In other words, the Order says that there is a need for balance. While the United States wants to be a leader in financial innovation and encourage financial efficiency, it is also critical to prevent abuse by individuals and businesses and avoid the use of cryptocurrency to promote illegal activity.
In an effort to find that balance, the Order outlines a new research initiative that will require cooperation from a long list of federal agencies.
The report, due 180 days from the date the Order was issued, will cover the following topics:
- How money and payment systems will function in the future
- What conditions promote widespread adoption of digital assets
- How innovation in the tech sector may impact these outcomes
- How the growing popularity of cryptocurrency may impact the US financial system
- What efforts are needed to modernize current payment systems
- How digital assets impact national security, financial inclusion, and economic growth
- Whether and how various approaches might increase or decrease the use of cryptocurrency for illegal purposes
The purpose of answering all of these questions is to measure the advantages and disadvantages of creating a United States Central Bank for Digital Currencies (CBDC). The final report is expected to outline options for structuring such an institution and the pros and cons of various designs.

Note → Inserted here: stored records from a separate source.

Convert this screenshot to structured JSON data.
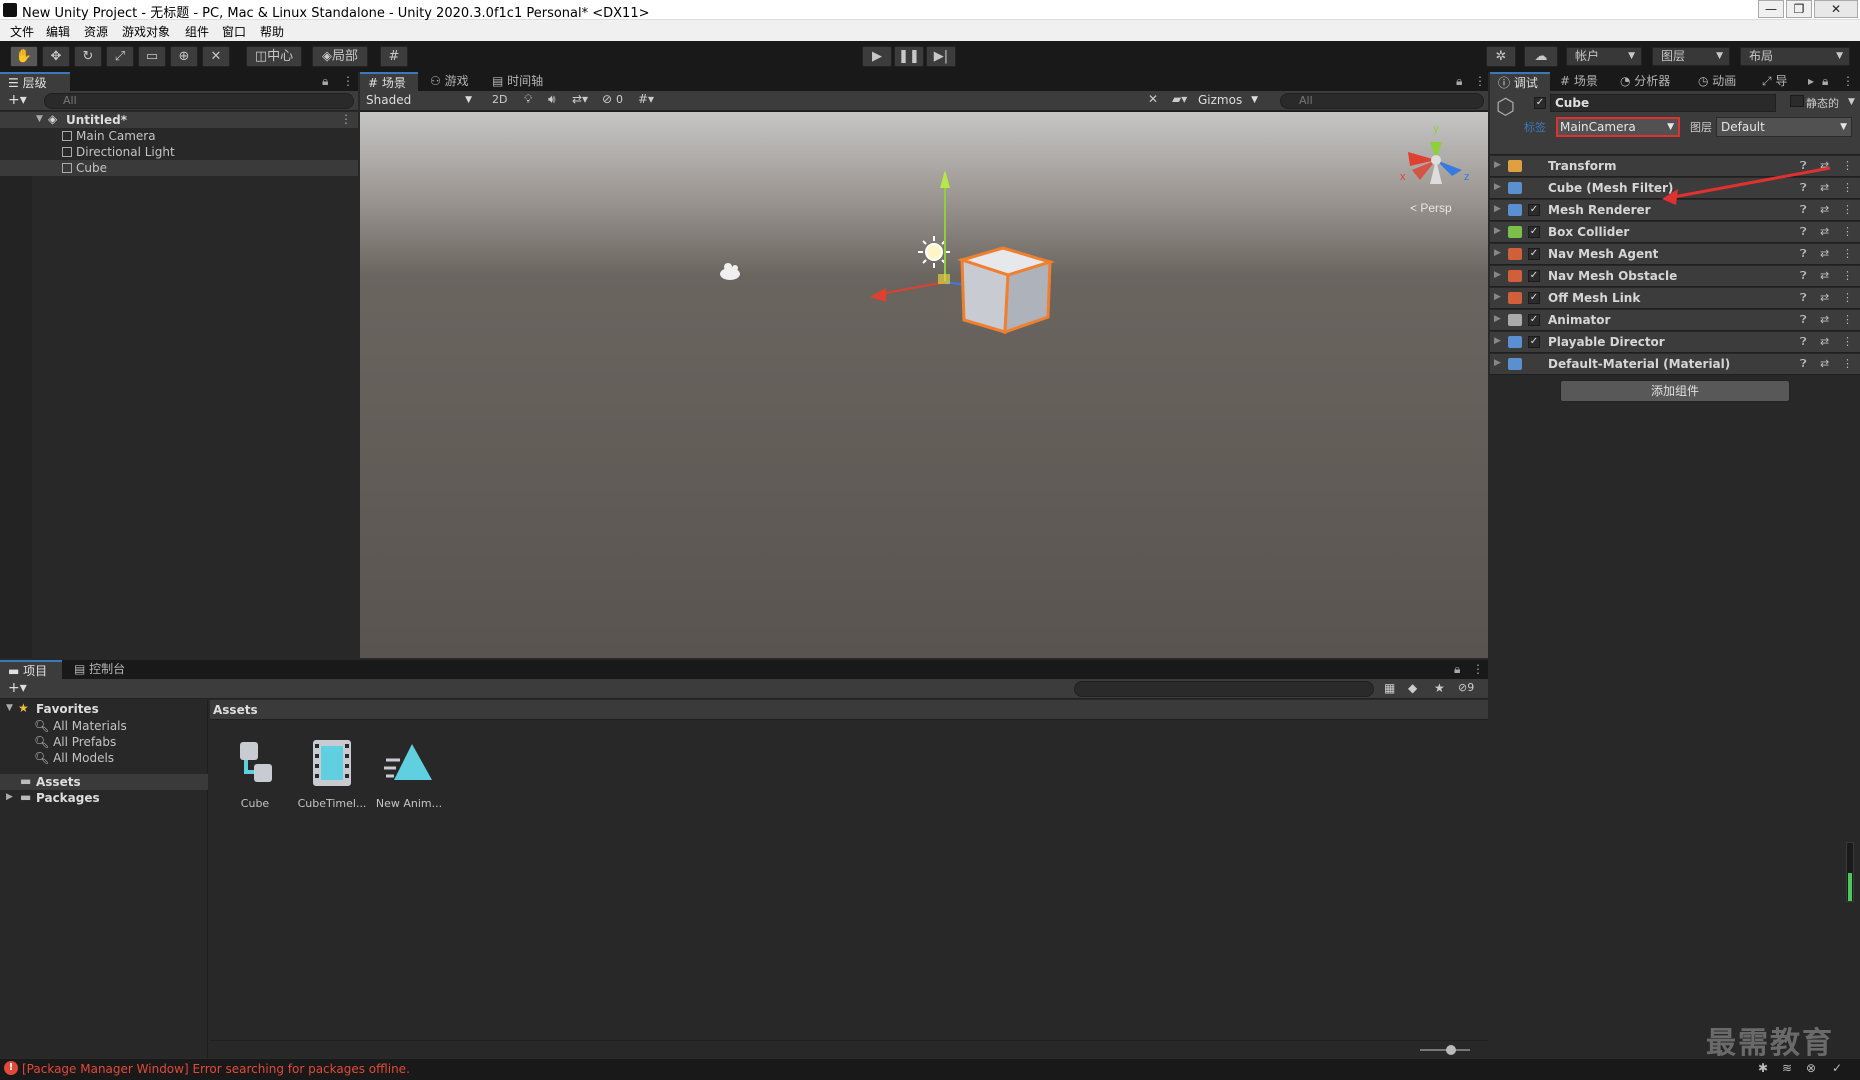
{
  "window": {
    "title": "New Unity Project - 无标题 - PC, Mac & Linux Standalone - Unity 2020.3.0f1c1 Personal* <DX11>",
    "controls": [
      "—",
      "❐",
      "✕"
    ]
  },
  "menu": [
    "文件",
    "编辑",
    "资源",
    "游戏对象",
    "组件",
    "窗口",
    "帮助"
  ],
  "toolbar": {
    "pivot_label": "中心",
    "local_label": "局部",
    "account_label": "帐户",
    "layers_label": "图层",
    "layout_label": "布局"
  },
  "hierarchy": {
    "tab_label": "层级",
    "search_placeholder": "All",
    "scene_name": "Untitled*",
    "items": [
      "Main Camera",
      "Directional Light",
      "Cube"
    ]
  },
  "scene": {
    "tabs": [
      "场景",
      "游戏",
      "时间轴"
    ],
    "shading_mode": "Shaded",
    "mode_2d": "2D",
    "hidden_count": "0",
    "gizmos_label": "Gizmos",
    "search_placeholder": "All",
    "persp_label": "< Persp",
    "axis_y": "y",
    "axis_x": "x",
    "axis_z": "z"
  },
  "inspector": {
    "tabs": [
      "调试",
      "场景",
      "分析器",
      "动画",
      "导"
    ],
    "object_name": "Cube",
    "static_label": "静态的",
    "tag_label": "标签",
    "tag_value": "MainCamera",
    "layer_label": "图层",
    "layer_value": "Default",
    "components": [
      {
        "name": "Transform",
        "checkbox": false,
        "icon_color": "#e0a040"
      },
      {
        "name": "Cube (Mesh Filter)",
        "checkbox": false,
        "icon_color": "#5a8fd0"
      },
      {
        "name": "Mesh Renderer",
        "checkbox": true,
        "icon_color": "#5a8fd0"
      },
      {
        "name": "Box Collider",
        "checkbox": true,
        "icon_color": "#7cc04a"
      },
      {
        "name": "Nav Mesh Agent",
        "checkbox": true,
        "icon_color": "#d0603a"
      },
      {
        "name": "Nav Mesh Obstacle",
        "checkbox": true,
        "icon_color": "#d0603a"
      },
      {
        "name": "Off Mesh Link",
        "checkbox": true,
        "icon_color": "#d0603a"
      },
      {
        "name": "Animator",
        "checkbox": true,
        "icon_color": "#aaaaaa"
      },
      {
        "name": "Playable Director",
        "checkbox": true,
        "icon_color": "#5a8fd0"
      },
      {
        "name": "Default-Material (Material)",
        "checkbox": false,
        "icon_color": "#5a8fd0"
      }
    ],
    "add_component_label": "添加组件"
  },
  "project": {
    "tabs": [
      "项目",
      "控制台"
    ],
    "hidden_count": "9",
    "favorites_label": "Favorites",
    "favorites": [
      "All Materials",
      "All Prefabs",
      "All Models"
    ],
    "folders": [
      "Assets",
      "Packages"
    ],
    "breadcrumb": "Assets",
    "assets": [
      "Cube",
      "CubeTimel...",
      "New Anim..."
    ]
  },
  "status": {
    "error_message": "[Package Manager Window] Error searching for packages offline."
  },
  "watermark": "最需教育",
  "colors": {
    "accent": "#3a79bb",
    "error": "#e04a3a",
    "highlight_box": "#e03030",
    "selection_orange": "#f08030"
  }
}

Some of the key players in this research initiative include the Chairman of the Federal Reserve, who will be expected to weigh in on the implications of digital assets in terms of its ability to set monetary policy for the country. The Attorney General is tasked with examining how current laws apply to the digital financial world, as well as what new legislation would be necessary to implement a CBDC.
The bottom line is that though it is theoretically possible for the US government to outlaw Bitcoin, there is no reason to believe that is part of a long-term plan. Instead, like other nations, the US is carefully reviewing the opportunities and threats posed by Bitcoin and other cryptocurrencies.

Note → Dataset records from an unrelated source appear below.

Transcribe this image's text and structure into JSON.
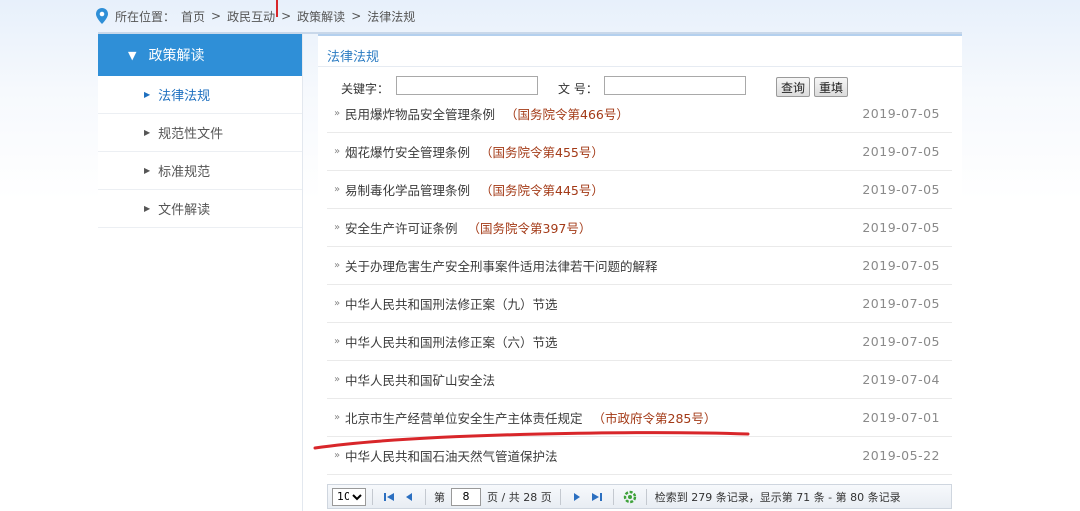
{
  "breadcrumb": {
    "prefix": "所在位置：",
    "items": [
      "首页",
      "政民互动",
      "政策解读",
      "法律法规"
    ],
    "separator": ">"
  },
  "sidebar": {
    "header": "政策解读",
    "items": [
      {
        "label": "法律法规",
        "active": true
      },
      {
        "label": "规范性文件",
        "active": false
      },
      {
        "label": "标准规范",
        "active": false
      },
      {
        "label": "文件解读",
        "active": false
      }
    ]
  },
  "content": {
    "title": "法律法规",
    "search": {
      "keyword_label": "关键字：",
      "keyword_value": "",
      "docno_label": "文  号：",
      "docno_value": "",
      "query_button": "查询",
      "reset_button": "重填"
    },
    "rows": [
      {
        "title": "民用爆炸物品安全管理条例",
        "order": "（国务院令第466号）",
        "date": "2019-07-05"
      },
      {
        "title": "烟花爆竹安全管理条例",
        "order": "（国务院令第455号）",
        "date": "2019-07-05"
      },
      {
        "title": "易制毒化学品管理条例",
        "order": "（国务院令第445号）",
        "date": "2019-07-05"
      },
      {
        "title": "安全生产许可证条例",
        "order": "（国务院令第397号）",
        "date": "2019-07-05"
      },
      {
        "title": "关于办理危害生产安全刑事案件适用法律若干问题的解释",
        "order": "",
        "date": "2019-07-05"
      },
      {
        "title": "中华人民共和国刑法修正案（九）节选",
        "order": "",
        "date": "2019-07-05"
      },
      {
        "title": "中华人民共和国刑法修正案（六）节选",
        "order": "",
        "date": "2019-07-05"
      },
      {
        "title": "中华人民共和国矿山安全法",
        "order": "",
        "date": "2019-07-04"
      },
      {
        "title": "北京市生产经营单位安全生产主体责任规定",
        "order": "（市政府令第285号）",
        "date": "2019-07-01"
      },
      {
        "title": "中华人民共和国石油天然气管道保护法",
        "order": "",
        "date": "2019-05-22"
      }
    ]
  },
  "pager": {
    "page_size": "10",
    "page_label_before": "第",
    "current_page": "8",
    "page_label_after": "页 / 共 28 页",
    "summary": "检索到 279 条记录，显示第 71 条 - 第 80 条记录"
  },
  "colors": {
    "accent": "#2f8fd7",
    "order_text": "#a33a17",
    "annotation": "#d8262a"
  },
  "icons": [
    "location-pin-icon",
    "triangle-down-icon",
    "bullet-icon",
    "first-page-icon",
    "prev-page-icon",
    "next-page-icon",
    "last-page-icon",
    "refresh-icon"
  ]
}
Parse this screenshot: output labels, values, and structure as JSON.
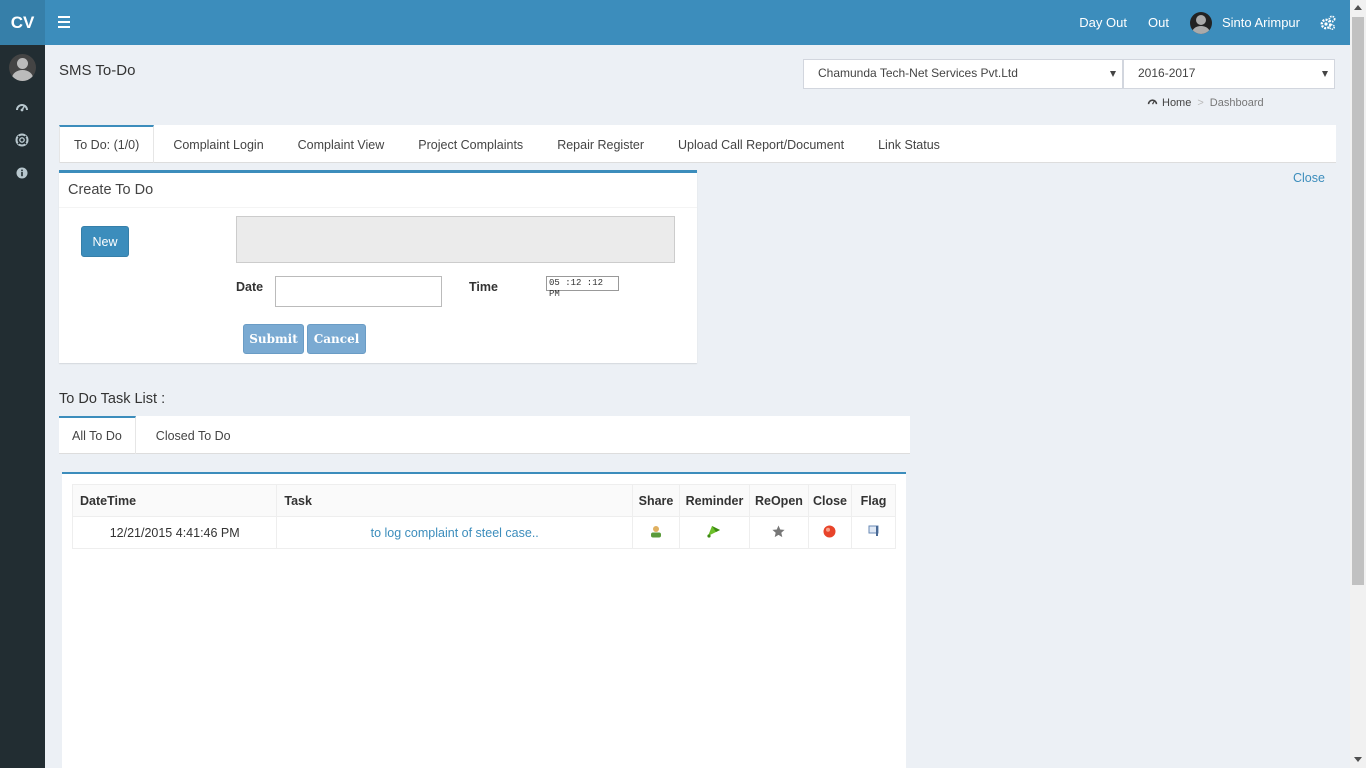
{
  "header": {
    "logo": "CV",
    "day_out": "Day Out",
    "out": "Out",
    "user_name": "Sinto Arimpur"
  },
  "page": {
    "title": "SMS To-Do",
    "company_select": "Chamunda Tech-Net Services Pvt.Ltd",
    "year_select": "2016-2017",
    "breadcrumb": {
      "home": "Home",
      "current": "Dashboard"
    }
  },
  "tabs": [
    {
      "label": "To Do: (1/0)"
    },
    {
      "label": "Complaint Login"
    },
    {
      "label": "Complaint View"
    },
    {
      "label": "Project Complaints"
    },
    {
      "label": "Repair Register"
    },
    {
      "label": "Upload Call Report/Document"
    },
    {
      "label": "Link Status"
    }
  ],
  "close_label": "Close",
  "create_box": {
    "title": "Create To Do",
    "new_label": "New",
    "task_value": "",
    "date_label": "Date",
    "date_value": "",
    "time_label": "Time",
    "time_value": "05 :12 :12  PM",
    "submit_label": "Submit",
    "cancel_label": "Cancel"
  },
  "task_list": {
    "title": "To Do Task List :",
    "subtabs": [
      "All To Do",
      "Closed To Do"
    ],
    "columns": [
      "DateTime",
      "Task",
      "Share",
      "Reminder",
      "ReOpen",
      "Close",
      "Flag"
    ],
    "rows": [
      {
        "datetime": "12/21/2015 4:41:46 PM",
        "task": "to log complaint of steel case.."
      }
    ]
  },
  "colors": {
    "primary": "#3c8dbc",
    "sidebar": "#222d32",
    "background": "#ecf0f5"
  }
}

It appears that once complete, the research will be used to build a balanced regulatory environment that promotes technology while protecting consumers and investors.
Is Bitcoin A Good Investment?
Since its launch, the value of Bitcoin has grown by roughly 13,895 percent. Approximately 3,760 percent of that growth occurred in the past five years. However, given its decentralized nature, Bitcoin doesn’t necessarily move in expected ways relative to larger market conditions. Historically, cryptocurrency has been an extremely volatile investment.
With that said, it is clear that Bitcoin isn’t a passing fad. Global use is growing at a rapid rate. That means, despite its inherent risks, Bitcoin may be a good investment for those that can tolerate frequent, dramatic drops in value and wait patiently for Bitcoin price to recover.